Delivering Digital Personalisation: How One Leading Media Company Nailed It
As Europe’s leading entertainment and media company, Sky has 22 million customers that each receive engaging, personalized experiences.
Personalisation doesn’t just drive a better customer experience. It also drives business results. Companies that deliver personalized experiences reduce acquisition costs by 50 percent, increase revenues by 15 percent, and improve marketing spend by 10-30 percent.
The stats are a compelling enough reason for companies to focus on personalisation, but achieving it is where many brands often falter. At Sky, we have 22 million customers across five countries. When you have that large of a customer base, personalisation is no easy feat, but we’ve managed to deliver personalized experiences across multiple channels thanks to a key internal initiative supported by several Adobe technologies.
Here’s how we create and deliver personalisation, and incremental annual revenue to the tune of millions of pounds. They’re best practices you can use too.
Activate your customer data
Sky has always had deep intelligence across CRM, viewing and digital platforms, holding rich insight into the desires, likes, triggers, and intents of our individual customers. In July 2017, my team kicked-off a program called “Decisioning in Digital” with the singular vision of activating this intelligence to deliver inbound personalized experiences across our digital channels.
Initially, we chose to focus on three use cases with clear business objectives for personalisation: product recommendations (revenue), in-life engagement (retention), and service messaging (cost to serve).
To recognize our customers across our digital channels, such as Sky.com, the MySky app, and Skysports.com, we leveraged the concept of customer identity that we already had in place for building behavioral customer histories through digital analytics. For this purpose, we used Adobe’s device graph technology, which allowed us to identify customers across devices — without the customer needing to log in — to deliver targeted messaging to these audience segments no matter which digital device they are using.
Integrate your data for real-time personalisation
We use Adobe Target, which enables the creation of cross-channel personalized experiences as our real-time decisioning platform and to deliver relevant decisions specific to each customer. We also worked closely with the teams behind the various digital channels in our organization to create a pioneering API-driven approach to deliver decisions into the customer experience, while allowing the platforms themselves to remain in control.

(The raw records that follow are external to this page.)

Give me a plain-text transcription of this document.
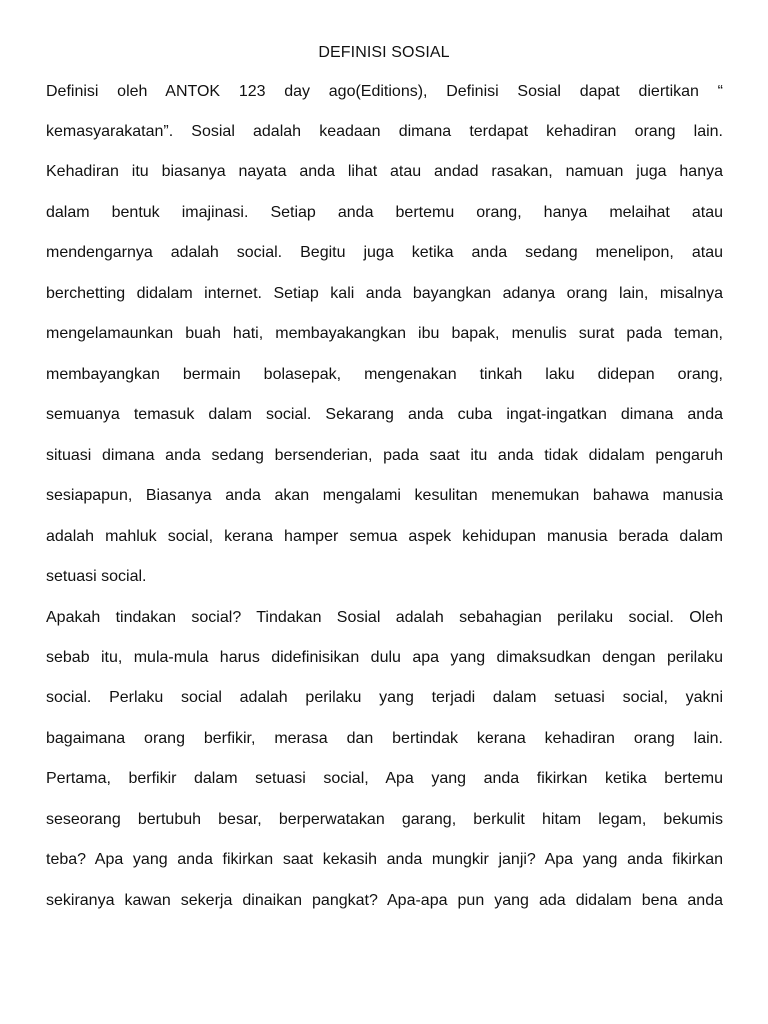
DEFINISI SOSIAL
Definisi oleh ANTOK 123 day ago(Editions), Definisi Sosial dapat diertikan “
kemasyarakatan”. Sosial adalah keadaan dimana terdapat kehadiran orang lain.
Kehadiran itu biasanya nayata anda lihat atau andad rasakan, namuan juga hanya
dalam bentuk imajinasi. Setiap anda bertemu orang, hanya melaihat atau
mendengarnya adalah social. Begitu juga ketika anda sedang menelipon, atau
berchetting didalam internet. Setiap kali anda bayangkan adanya orang lain, misalnya
mengelamaunkan buah hati, membayakangkan ibu bapak, menulis surat pada teman,
membayangkan bermain bolasepak, mengenakan tinkah laku didepan orang,
semuanya temasuk dalam social. Sekarang anda cuba ingat-ingatkan dimana anda
situasi dimana anda sedang bersenderian, pada saat itu anda tidak didalam pengaruh
sesiapapun, Biasanya anda akan mengalami kesulitan menemukan bahawa manusia
adalah mahluk social, kerana hamper semua aspek kehidupan manusia berada dalam
setuasi social.
Apakah tindakan social? Tindakan Sosial adalah sebahagian perilaku social. Oleh
sebab itu, mula-mula harus didefinisikan dulu apa yang dimaksudkan dengan perilaku
social. Perlaku social adalah perilaku yang terjadi dalam setuasi social, yakni
bagaimana orang berfikir, merasa dan bertindak kerana kehadiran orang lain.
Pertama, berfikir dalam setuasi social, Apa yang anda fikirkan ketika bertemu
seseorang bertubuh besar, berperwatakan garang, berkulit hitam legam, bekumis
teba? Apa yang anda fikirkan saat kekasih anda mungkir janji? Apa yang anda fikirkan
sekiranya kawan sekerja dinaikan pangkat? Apa-apa pun yang ada didalam bena anda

To further improve personalisation, we brought together several data sources to allow relevant customer data to be available to Adobe Target in a variety of near and real-time feeds. To do this we imported to Adobe Experience Cloud our customer intelligence data from a variety of viewing and digital platforms and offline sources. Our team also used existing customer segments and traits available within our DMP, Adobe Audience Manager. We then ingested propensity scores, sports, and genre preferences from our data science group.
We ran two tracks of decisioning: rules-based, which uses a straightforward “if this, then that” method, and also a less constrained artificial intelligence (AI) approach, which uses the latest aspects of Adobe Sensei, the AI and machine-learning framework embedded into many of Adobe’s products and tools. This approach allowed us to classify rules and algorithms as either “exploration” or “exploitation” as we sought to optimize performance against an array of control groups.
Expand your efforts across channels
Using Adobe’s marketing stack has allowed us to act on the customer data we already have. Personalized product recommendations alone have driven £10.5 million in annual incremental revenue. We will continue to develop our approach to product recommendations and in-life engagement, broadening the data we make available for decisioning and refining the rules and models.
In the coming months, we will expand our personalisation endpoints to interactive within a set-top box and begin integration into our contact center, enabling agents to leverage these personalized decisions and triggers in their conversations with customers.
We plan to deliver targeted and personalized experiences to drive service efficiency and effectiveness. As part of this effort, we plan to bring inbound personalized experiences together with our approach to outbound targeting by using Adobe Campaign as a solution for cross-channel campaign management.
At Sky, our focus continues to be on delivering capabilities that drive immediate business value, while strategically building our marketing technology stack to gain more insights from our customer intelligence to improve campaign performance and the experiences customers have with our brand.
This initiative has taught us that it’s critical to be clear about your business objectives and then engage technology that allows you to achieve these specific goals. Far too often, organizations work in the reverse — focusing on technology enablement first, and then their core objectives. But that approach is like putting the cart before the horse.
Another important thing to remember is that your personalisation strategy must be holistic. It can’t just focus on one channel at the expense of others. You must consolidate data from various online and offline sources to gain a 360-degree view of your customers. Then apply these insights in a way that gives your customers a seamless experience across channels and platforms. With the help of machine learning and AI, we’ve become more capable of achieving this level of personalisation, and delivering experiences that differentiate our brand. What we’ve learned is that even with 22 million customers, the right technology solutions can help us drive personalisation at scale.